China reached targets for cuts in production capacity last year, Xu Shaoshi, chairman of the National Development and Reform Commission, said, adding that hundreds of thousands of steel and coal workers have been transferred to other jobs. Other industries such as cement and glass are also “actively” cutting capacity, Xu said.
China’s trade partners blame the country for dumping excess steel, coal, cement and glass on world markets. President-elect Donald Trump has engaged in a war of words with Beijing, accusing China of unfair trade practices and threatening punishing tariffs.
When asked about Trump’s tariff threats and the possibility that Beijing could launch retaliatory antitrust investigations against U.S. companies in China, Xu told reporters it was “normal” to have differences on trade issues and urged the U.S. and China to “control these issues through dialogue on the basis of mutual respect and equality.”
“We all feel that keeping a harmonious U.S.-China relationship is very important for the whole world, and it is something the international community widely expects,” Xu said.
Chinese leaders say they are working to roll back production and shutter unprofitable and debt-laden producers that are a drag on China’s economy itself. But central government officials openly acknowledge that their orders often encounter political resistance amid worries about unemployment and social stability.
Xu said cutting production capacity worth 45 million tons of steel and 250 million tons of coal in 2016 affected the jobs of 800,000 steelworkers and miners, with the government resettling 700,000 of them in new jobs by the end of last year.
“This year’s task will be more arduous but we will adhere to the main line,” he said.

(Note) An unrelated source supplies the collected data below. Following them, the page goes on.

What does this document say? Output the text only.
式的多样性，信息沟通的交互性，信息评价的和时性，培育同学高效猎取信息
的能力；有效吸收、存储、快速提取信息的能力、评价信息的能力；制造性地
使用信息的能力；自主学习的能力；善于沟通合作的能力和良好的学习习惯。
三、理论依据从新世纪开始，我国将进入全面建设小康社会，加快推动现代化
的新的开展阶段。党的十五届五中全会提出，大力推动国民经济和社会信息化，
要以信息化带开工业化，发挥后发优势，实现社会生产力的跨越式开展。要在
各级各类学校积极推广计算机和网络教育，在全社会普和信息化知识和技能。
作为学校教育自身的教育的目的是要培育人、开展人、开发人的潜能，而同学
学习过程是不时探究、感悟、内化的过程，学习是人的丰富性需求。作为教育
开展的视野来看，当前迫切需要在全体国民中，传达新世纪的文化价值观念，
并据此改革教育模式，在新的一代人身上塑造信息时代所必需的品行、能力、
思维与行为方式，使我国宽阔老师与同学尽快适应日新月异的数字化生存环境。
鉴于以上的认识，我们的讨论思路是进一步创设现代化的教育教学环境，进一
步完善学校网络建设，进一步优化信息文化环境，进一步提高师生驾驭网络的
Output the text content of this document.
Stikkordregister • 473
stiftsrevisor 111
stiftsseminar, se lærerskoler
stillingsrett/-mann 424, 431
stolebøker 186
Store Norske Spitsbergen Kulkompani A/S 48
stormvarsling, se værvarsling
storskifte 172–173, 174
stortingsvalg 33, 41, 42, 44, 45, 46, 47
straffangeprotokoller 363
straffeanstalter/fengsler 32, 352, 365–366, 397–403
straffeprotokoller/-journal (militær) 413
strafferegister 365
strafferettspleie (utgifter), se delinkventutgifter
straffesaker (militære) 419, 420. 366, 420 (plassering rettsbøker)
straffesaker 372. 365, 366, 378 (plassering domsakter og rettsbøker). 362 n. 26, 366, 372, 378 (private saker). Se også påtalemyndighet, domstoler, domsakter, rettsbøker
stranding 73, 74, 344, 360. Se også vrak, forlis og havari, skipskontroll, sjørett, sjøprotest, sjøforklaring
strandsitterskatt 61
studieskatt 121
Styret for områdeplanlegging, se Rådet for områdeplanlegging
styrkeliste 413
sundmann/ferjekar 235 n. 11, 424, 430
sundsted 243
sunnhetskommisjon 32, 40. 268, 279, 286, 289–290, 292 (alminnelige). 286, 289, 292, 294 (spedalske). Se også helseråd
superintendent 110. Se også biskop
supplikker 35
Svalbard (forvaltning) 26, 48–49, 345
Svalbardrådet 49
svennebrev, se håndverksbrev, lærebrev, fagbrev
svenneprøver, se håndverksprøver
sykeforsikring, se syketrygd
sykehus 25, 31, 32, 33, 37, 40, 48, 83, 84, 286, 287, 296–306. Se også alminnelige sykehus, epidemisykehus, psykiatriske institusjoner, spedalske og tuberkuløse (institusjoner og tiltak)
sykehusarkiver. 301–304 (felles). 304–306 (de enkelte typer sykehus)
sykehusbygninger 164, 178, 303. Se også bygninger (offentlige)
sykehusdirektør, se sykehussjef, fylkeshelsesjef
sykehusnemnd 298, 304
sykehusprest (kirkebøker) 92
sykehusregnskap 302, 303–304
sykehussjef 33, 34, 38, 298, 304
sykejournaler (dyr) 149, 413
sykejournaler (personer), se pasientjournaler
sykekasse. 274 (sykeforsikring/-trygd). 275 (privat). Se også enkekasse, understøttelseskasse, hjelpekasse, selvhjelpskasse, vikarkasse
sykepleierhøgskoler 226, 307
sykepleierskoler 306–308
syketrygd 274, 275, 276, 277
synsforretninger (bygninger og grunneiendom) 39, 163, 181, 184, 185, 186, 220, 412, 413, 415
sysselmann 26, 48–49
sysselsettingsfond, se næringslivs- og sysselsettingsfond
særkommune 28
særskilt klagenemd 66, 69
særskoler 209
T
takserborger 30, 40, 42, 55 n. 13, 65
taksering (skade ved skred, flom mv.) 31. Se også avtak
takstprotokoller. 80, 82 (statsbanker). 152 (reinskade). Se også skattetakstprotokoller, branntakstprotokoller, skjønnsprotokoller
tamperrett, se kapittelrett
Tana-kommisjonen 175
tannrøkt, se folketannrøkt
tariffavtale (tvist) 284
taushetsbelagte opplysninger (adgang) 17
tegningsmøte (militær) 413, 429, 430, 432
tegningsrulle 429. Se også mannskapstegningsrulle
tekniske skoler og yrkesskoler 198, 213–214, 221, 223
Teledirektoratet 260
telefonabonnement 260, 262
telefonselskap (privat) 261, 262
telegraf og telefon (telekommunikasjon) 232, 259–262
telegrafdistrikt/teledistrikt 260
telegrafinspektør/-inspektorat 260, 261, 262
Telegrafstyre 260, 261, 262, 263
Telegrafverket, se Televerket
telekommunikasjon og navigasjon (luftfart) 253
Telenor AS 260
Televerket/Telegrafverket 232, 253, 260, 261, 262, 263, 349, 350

Xu did not mention cuts to aluminum production capacity. China’s rising exports of aluminum are an irritant for Europe and the United States, but the industry has so far not been forced to restructure.
He said that China’s economy is estimated to have grown roughly 6.7 per cent last year, within its official target range of 6.5 to 7 per cent growth.
Inflation rose 2 per cent last year, the National Bureau of Statistics reported Tuesday, expanding faster than in 2015, when it rose 1.4 per cent.
Xu said regulators are watching for “irrational tendencies” and risks from Chinese companies rushing to acquire foreign assets.
The government has backed acquisitions of strategic foreign technology and resources, but is less supportive of Chinese investors snapping up overseas real estate, Hollywood film studios and splurging to bring South American soccer stars to play in the Chinese Super League.
The government worries businesses are using fake deals to transfer assets abroad to evade government scrutiny. Large outbound investments also exert downward pressure on the Chinese currency at a time when Beijing is spending large sums of foreign exchange reserves to prop up the sinking yuan.
“We’re now auditing large, non-core business deals and non-standard investments for authenticity and compliance and guiding companies to make precise and rational investments,” Xu said.